Kiris Group Intelligence Security

Online Monitoring Part 2 – Analytical value and automation...



A popular internet meme depicts quite how far technology has come in a relatively short timeframe. Your smartphone is capable of what it used to take several devices to achieve and it fits in your pocket, can be carried anywhere and in most cases will last the best part of the day on a single charge (owners of certain brands may disagree…) The key factor though, is that it offers connectivity to a vast network where you can instantly share your latest thoughts, images and videos, and experience those of others. With all this information being so readily available, it can be almost impossible to know how to exploit this data for maximum value. Part one of this blog post focused on the analytical process surrounding online monitoring and alerting and the mechanics of how it is delivered. Part two focuses more on the real value – how we take the metaphorical needles that we have sifted from the haystack, and then make them add value as intelligence products, rather than simply flagging information.


The advent of mobile technology has seen a shift in the availability of information and by extension, how informed people are and how informed people expect to be. This trend reflects the wider, ever-growing trend of globalisation and instant access to information – in 2021 internet access isn’t seen as a luxury but a necessity. As often happens with technology as it develops; the cost of owning it and its availability to the masses decreases and increases proportionately as it improves. Mobile phones are so ubiquitous today that approximately 63.6% of the world’s population own one, that’s 4.88 billion people. Smartphone users are at approximately 3.8 billion users worldwide which is just shy of half the global population at 48.53%. This has also climbed substantially since 2016 when the figure was 2.5 billion (33.58%). Unfortunately, the distribution of wealth is unequal, and some areas of the world are not as well connected as others. In the developed world it’s a safe bet that anyone over the age of 16 has possession of a smartphone, but beyond that the chance of someone every other person having one is almost a certainty.

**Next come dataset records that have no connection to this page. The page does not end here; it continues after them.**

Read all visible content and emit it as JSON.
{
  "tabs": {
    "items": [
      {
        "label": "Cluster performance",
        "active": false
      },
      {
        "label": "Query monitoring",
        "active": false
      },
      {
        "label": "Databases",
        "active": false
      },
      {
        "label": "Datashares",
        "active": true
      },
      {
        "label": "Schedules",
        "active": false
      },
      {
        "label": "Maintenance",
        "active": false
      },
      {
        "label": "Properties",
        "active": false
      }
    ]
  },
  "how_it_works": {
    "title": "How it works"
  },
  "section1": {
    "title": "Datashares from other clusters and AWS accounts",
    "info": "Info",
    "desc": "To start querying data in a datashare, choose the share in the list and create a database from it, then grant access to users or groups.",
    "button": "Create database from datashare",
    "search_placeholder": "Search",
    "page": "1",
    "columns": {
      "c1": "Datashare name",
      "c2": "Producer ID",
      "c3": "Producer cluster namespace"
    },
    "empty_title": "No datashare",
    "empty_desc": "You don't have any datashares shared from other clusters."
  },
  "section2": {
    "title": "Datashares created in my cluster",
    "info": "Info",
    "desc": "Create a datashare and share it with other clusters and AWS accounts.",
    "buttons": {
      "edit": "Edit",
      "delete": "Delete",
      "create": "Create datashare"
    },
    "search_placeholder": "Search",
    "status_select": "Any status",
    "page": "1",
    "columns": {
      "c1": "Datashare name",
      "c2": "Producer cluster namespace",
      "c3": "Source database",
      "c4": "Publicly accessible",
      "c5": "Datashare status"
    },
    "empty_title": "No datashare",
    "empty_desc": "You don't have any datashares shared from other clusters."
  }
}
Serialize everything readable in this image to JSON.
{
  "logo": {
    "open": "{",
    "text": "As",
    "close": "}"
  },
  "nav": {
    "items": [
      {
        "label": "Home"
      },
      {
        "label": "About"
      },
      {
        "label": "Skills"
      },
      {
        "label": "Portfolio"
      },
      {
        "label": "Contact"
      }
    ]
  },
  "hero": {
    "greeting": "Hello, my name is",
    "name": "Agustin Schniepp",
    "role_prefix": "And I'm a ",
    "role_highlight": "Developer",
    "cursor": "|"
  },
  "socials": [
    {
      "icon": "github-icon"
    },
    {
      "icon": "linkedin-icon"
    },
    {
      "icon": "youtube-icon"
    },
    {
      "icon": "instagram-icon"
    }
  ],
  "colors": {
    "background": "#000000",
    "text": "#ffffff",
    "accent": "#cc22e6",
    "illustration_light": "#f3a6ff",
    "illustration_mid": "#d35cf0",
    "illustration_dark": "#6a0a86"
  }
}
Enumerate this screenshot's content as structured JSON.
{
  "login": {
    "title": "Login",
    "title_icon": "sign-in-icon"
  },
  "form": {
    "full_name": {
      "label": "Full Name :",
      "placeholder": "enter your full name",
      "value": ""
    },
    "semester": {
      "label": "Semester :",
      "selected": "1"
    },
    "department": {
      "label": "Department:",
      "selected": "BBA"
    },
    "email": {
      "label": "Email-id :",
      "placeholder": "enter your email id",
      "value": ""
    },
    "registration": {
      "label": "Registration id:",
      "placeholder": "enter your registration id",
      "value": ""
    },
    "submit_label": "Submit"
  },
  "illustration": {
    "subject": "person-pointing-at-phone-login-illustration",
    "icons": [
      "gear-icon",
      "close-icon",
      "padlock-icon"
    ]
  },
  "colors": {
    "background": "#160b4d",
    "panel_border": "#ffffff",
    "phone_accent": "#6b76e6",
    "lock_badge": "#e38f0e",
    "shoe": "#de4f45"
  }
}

What this means for online investigations is that it is possible to get real-time information about ongoing events almost anywhere in the world, as long as people are around to see it, and almost inevitably, share it via some form of social media. We’re all guilty of getting our phones out to record or stream events unfolding in front of this and a lot of us share this publicly to inform or warn others, some of us share it for attention or financial gain, but either way the result is the same – almost anything noteworthy that happens anywhere in the world, gets shared in real-time. This puts that information right in the wheelhouse for OSINT.


A recent example of how OSINT could have been (and was) used to gain insight into real-time events were the riots at the capitol building on 6th January this year. Prior to the event, chatter online was broadcasting what was about to happen as extremist groups rallied support on platforms like Parler, having been removed from more mainstream platforms (a separate blog post entirely).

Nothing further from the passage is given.